Più in dettaglio, TraceMap utilizza tecnologie di Intelligenza Artificiale per analizzare in maniera automatica, e rapidamente, i dati di tracciabilità alimentare che sono contenuti nei vari database agrifood europei. Si tratta in particolare della Alert and Cooperation Network (ACN), del Rapid Alert System for Food and Feed (RASFF), del Trade Control and Expert System (TRACES) per il controllo degli scambi di animali, prodotti alimentari, mangimi, piante.
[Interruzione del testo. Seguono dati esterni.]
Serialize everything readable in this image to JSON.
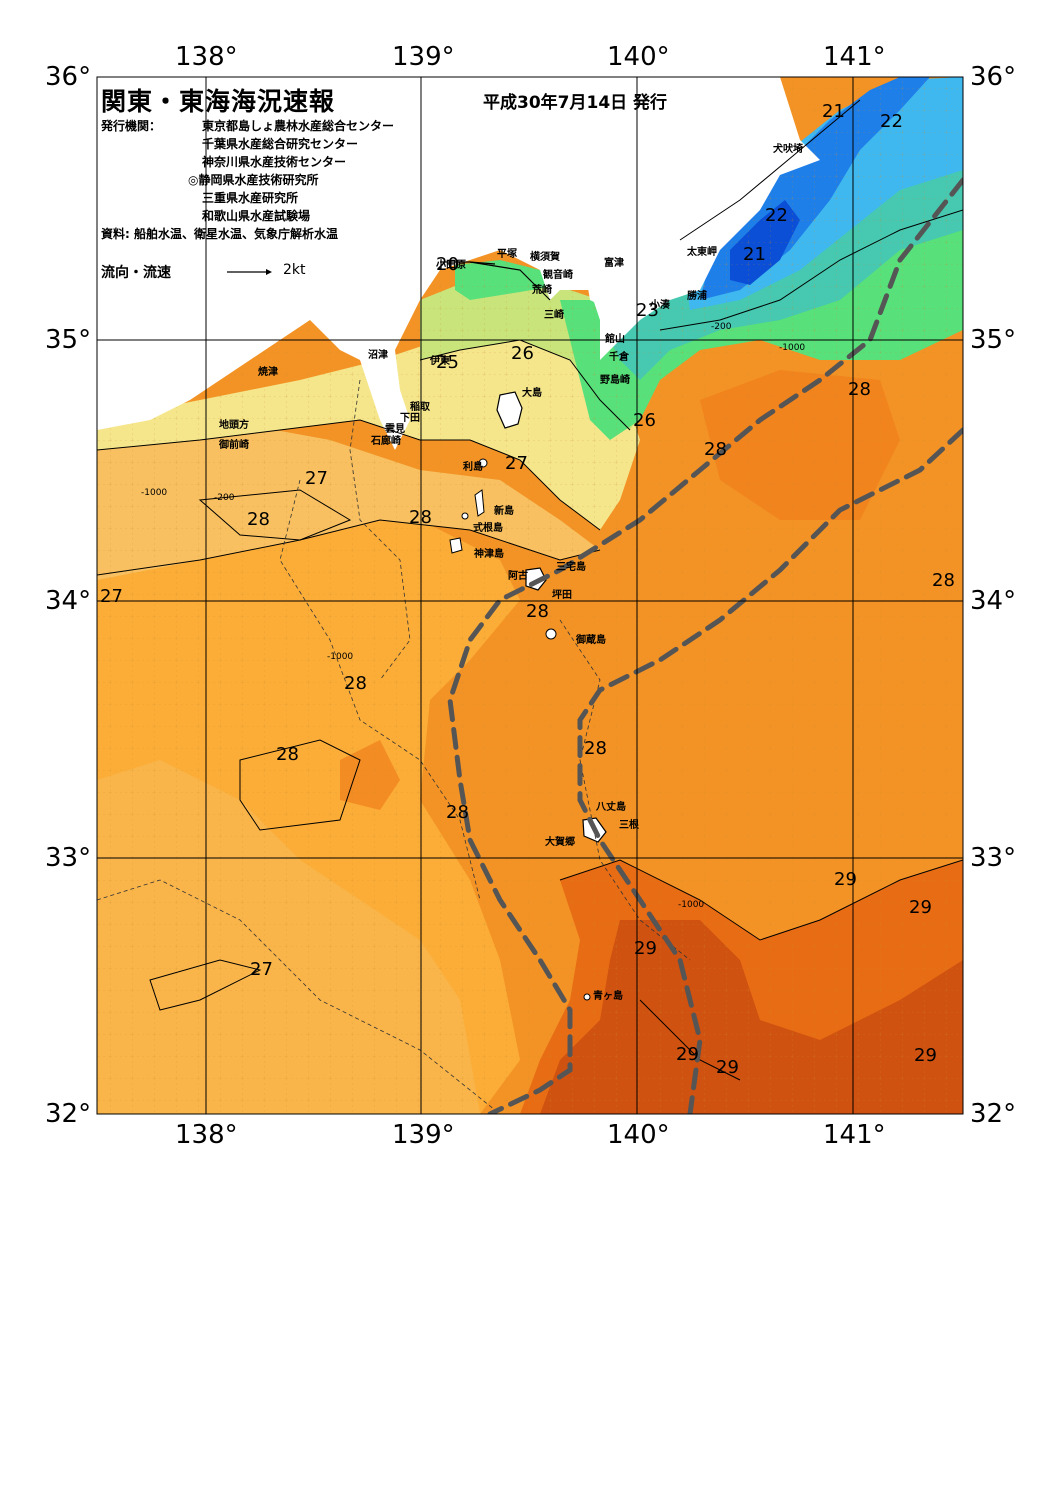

Senza TraceMap, sottolinea la Commissione Europea, tracciare gli operatori che compongono le varie supply chain alimentari europee, e i prodotti che transitano lungo di esse, significava soprattutto controllare manualmente una enorme quantità di documenti e richiedeva scambi diretti tra le varie autorità nazionali. Tutto questo, ovviamente, comportava un impegno importante in tempo e risorse.

TraceMap e l'AI permettono infatti di visualizzare, anche graficamente, le complesse connessioni che esistono tra le varie supply chain alimentari e di distribuzione, scoprendo collegamenti anche imprevisti tra operatori, prodotti e consegne. Questa mole di informazioni può essere ora facilmente consultata - e soprattutto "interrogata" sempre grazie ad elementi di AI - dalle autorità competenti dei vari Stati membri UE.
La nuova piattaforma è già stata messa a disposizione delle varie autorità nazionali, che nelle intenzioni dovrebbero adottarla come uno strumento innovativo per potenziare le misure antifrode nel settore agroalimentare (come è già accaduto in altri ambiti), rafforzare il tracciamento di eventuali focolai di origine alimentare, rimuovere più rapidamente dal mercato i prodotti non conformi, migliorare il controllo delle merci importate.
TraceMap ha peraltro già dimostrato la sua efficacia: una sua versione pilota è stata recentemente utilizzata per supportare l'identificazione e il richiamo di latte artificiale prodotto con olio ARA contaminato dalla Cina.